Tuesday, February 24, 2026

Health Care Workforce

WM Health: Advancing the Next Generation of America’s Health Care Workforce, February 24, 2026

These comments reflect my experience staffing the H1-B technical skills training program, as proposal coordinator for Graduate School, USA and as the author of The Future is Calling: It Wants a Better Job, which dealt with medical education as one of its topics. As I commented in February 2025, the healthiest option is for employee-owned companies to train and hire their own doctors. This would assure good service to all communities, especially rural and underserved ones. In a cooperative setting, no one is underserved.

In meeting healthcare staffing needs, we must guard against forcing underskilled workers to participate, especially those receiving public assistance. In a 2002 GAO Report, High-Skill Training: Grants from H-1B Visa Fees Meet Specific Workforce Needs, but at Varying Skill Levels, GAO-02-881, Sep 20, 2002, from Bruce Mehlman, the Assistant Secretary for Technology Policy at the Department of Commerce,  noted that legislation mandated information technology, as well as other high skill training, yet the Department of Labor channeled a significant portion of training resources into training nursing assistants.  

In 2011, Graduate School USA applied for and received major grant funding to teach nursing assistants and phlebotomists to TANF recipients.  My alma mater, Loras College, recently established a similar program for non-degree individuals. Using low-skill medical job training as the “go to” program for welfare reform is cynical.  Some of us in “the Movement” see directing poor people into service occupations as more of the same class and income segregation we hoped we would have grown out of by now.

Any person who has been underserved in their youth, or who has entered the nation in pursuit of a new life, must be provided remedial education to the level promised by our national social contract.
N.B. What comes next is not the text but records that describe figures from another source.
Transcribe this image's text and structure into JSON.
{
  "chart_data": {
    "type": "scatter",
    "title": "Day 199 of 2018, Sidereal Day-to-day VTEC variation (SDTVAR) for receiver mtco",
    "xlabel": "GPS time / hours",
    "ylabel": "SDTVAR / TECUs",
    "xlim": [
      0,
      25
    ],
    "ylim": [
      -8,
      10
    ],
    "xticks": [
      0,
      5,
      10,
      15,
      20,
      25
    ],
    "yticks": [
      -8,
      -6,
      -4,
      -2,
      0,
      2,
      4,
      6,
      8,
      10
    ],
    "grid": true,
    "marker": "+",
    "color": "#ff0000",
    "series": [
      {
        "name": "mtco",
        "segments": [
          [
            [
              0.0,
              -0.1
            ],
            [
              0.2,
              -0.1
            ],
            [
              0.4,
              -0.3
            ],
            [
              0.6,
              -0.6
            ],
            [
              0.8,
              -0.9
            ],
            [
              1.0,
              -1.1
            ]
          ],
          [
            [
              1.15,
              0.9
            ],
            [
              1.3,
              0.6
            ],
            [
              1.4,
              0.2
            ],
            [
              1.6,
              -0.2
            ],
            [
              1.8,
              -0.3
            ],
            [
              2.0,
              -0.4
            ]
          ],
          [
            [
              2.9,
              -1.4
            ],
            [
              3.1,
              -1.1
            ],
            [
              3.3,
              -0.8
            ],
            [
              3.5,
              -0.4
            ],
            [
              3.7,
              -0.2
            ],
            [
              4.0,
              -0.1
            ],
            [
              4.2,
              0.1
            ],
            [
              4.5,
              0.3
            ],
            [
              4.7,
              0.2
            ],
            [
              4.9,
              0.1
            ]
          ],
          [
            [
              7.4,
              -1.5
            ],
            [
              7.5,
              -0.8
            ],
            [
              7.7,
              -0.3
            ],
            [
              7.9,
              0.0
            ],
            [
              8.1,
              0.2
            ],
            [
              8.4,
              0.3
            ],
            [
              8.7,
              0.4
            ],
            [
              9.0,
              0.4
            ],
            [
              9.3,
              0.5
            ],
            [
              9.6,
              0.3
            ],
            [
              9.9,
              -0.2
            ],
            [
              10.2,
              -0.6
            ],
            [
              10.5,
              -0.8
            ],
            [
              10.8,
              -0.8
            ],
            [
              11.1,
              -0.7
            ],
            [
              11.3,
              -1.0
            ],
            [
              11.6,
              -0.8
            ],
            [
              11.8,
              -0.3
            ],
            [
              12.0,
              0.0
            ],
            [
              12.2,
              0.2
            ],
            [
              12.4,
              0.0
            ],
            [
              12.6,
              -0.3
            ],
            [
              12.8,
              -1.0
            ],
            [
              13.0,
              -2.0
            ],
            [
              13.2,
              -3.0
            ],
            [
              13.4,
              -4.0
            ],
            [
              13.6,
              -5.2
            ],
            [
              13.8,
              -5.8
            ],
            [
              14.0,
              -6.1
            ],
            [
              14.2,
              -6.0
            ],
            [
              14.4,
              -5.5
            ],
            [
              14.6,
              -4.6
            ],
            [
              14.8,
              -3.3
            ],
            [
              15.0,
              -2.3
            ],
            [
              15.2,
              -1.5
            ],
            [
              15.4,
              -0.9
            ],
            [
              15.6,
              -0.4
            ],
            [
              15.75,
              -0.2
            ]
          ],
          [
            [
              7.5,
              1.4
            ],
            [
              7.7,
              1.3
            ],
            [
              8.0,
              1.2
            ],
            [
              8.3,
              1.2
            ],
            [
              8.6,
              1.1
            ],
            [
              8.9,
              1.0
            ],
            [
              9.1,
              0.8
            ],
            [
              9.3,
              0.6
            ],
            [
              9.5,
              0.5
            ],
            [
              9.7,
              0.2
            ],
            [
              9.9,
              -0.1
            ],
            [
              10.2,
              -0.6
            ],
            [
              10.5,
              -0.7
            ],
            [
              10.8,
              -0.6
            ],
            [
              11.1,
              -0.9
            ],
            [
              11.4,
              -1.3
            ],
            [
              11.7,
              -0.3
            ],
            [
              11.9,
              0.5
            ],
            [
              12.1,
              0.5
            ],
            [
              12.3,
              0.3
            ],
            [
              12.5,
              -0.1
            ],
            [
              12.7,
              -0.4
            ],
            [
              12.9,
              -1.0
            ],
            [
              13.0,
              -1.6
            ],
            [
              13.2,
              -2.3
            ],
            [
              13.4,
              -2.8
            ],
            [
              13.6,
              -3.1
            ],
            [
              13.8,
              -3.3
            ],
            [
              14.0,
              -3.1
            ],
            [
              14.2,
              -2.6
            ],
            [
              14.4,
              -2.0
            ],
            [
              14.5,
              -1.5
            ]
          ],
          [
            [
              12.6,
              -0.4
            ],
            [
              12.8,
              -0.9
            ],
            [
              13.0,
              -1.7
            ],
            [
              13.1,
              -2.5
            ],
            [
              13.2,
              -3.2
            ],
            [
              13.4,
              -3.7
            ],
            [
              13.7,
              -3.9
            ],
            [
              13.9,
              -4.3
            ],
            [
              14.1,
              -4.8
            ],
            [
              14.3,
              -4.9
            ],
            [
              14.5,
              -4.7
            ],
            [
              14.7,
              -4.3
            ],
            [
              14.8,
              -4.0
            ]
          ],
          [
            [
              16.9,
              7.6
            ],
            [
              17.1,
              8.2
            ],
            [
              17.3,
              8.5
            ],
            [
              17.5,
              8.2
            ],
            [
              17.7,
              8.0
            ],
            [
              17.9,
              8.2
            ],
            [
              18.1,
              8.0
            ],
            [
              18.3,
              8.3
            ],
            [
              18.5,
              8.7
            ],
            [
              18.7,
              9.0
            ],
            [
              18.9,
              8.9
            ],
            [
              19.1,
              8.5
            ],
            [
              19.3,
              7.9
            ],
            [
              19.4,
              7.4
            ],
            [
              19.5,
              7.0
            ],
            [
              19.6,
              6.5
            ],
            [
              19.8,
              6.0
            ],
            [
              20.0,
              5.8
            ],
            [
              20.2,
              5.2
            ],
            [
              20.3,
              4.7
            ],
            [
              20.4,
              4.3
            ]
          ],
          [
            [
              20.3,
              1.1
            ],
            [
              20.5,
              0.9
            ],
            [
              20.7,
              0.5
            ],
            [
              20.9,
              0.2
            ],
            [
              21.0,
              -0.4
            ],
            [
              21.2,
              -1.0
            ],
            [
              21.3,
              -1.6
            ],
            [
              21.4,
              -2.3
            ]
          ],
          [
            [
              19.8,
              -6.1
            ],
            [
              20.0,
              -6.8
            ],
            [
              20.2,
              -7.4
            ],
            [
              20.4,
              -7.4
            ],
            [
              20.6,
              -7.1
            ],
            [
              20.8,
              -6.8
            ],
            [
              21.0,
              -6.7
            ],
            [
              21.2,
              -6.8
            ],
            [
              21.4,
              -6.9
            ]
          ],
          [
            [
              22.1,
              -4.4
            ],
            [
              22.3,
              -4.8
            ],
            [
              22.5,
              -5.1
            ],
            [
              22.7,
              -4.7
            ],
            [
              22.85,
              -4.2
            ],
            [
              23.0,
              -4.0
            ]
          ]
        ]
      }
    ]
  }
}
At a minimum, all are entitled to literacy at the tenth grade level and to be paid to attend this training to compensate them for the opportunity cost incurred because attending such training makes other employment impossible.

Only after this level of training is completed can they make an informed decision on advanced technical or academic education. One such path could very well be in health care, but it must not be the only path. If such jobs are required by society, then payment must be high enough to make such a career attractive to them.

When I was assisting DOL in administering training programs, many health programs offered a career ladder to LPN - although the grant started with low level nursing assistant and phlebotomy training. The career ladder must go higher. For qualified candidates who have attained literacy first, the path can be extended upward to a four year degree, with optional pre-med courses such as organic chemistry (although many doctors say that this course is simply a hurdle to weed out students rather than a career requirement), leading at first to registered nursing and physician’s assistants degrees. The next step can be nurse practitioner. 

To get more people into nursing, their tuition and living expenses could be paid for with funds raised by state and federal level subtraction value added taxes (which would also fund remedial training as well as both public and private schools from pre-K to 10th grade). Another measure to encourage nursing as part of a career path is requiring medical students to first be nurses, with work hours and class loads which allow for a life outside the hospital and end the need to take out student loans.

For the sake of fairness, nurses and doctors (indeed all college graduates) student loans must be written down to the original loan amount, forgiving capitalized interest in the future and refunding what has been paid over that amount - which would eliminate debt entirely for many.

These incentives will allow doctors to serve rural and underserved areas, as they would not have to seek higher urban salaries to pay back crushing debt.

These incentives will require more nursing and medical educators. As an incentive, those who take on such roles should be rewarded with refunds for all student loans paid in the past, which is essential for fairness to those who graduated years ago and whose experience should be tapped in the training of new professionals.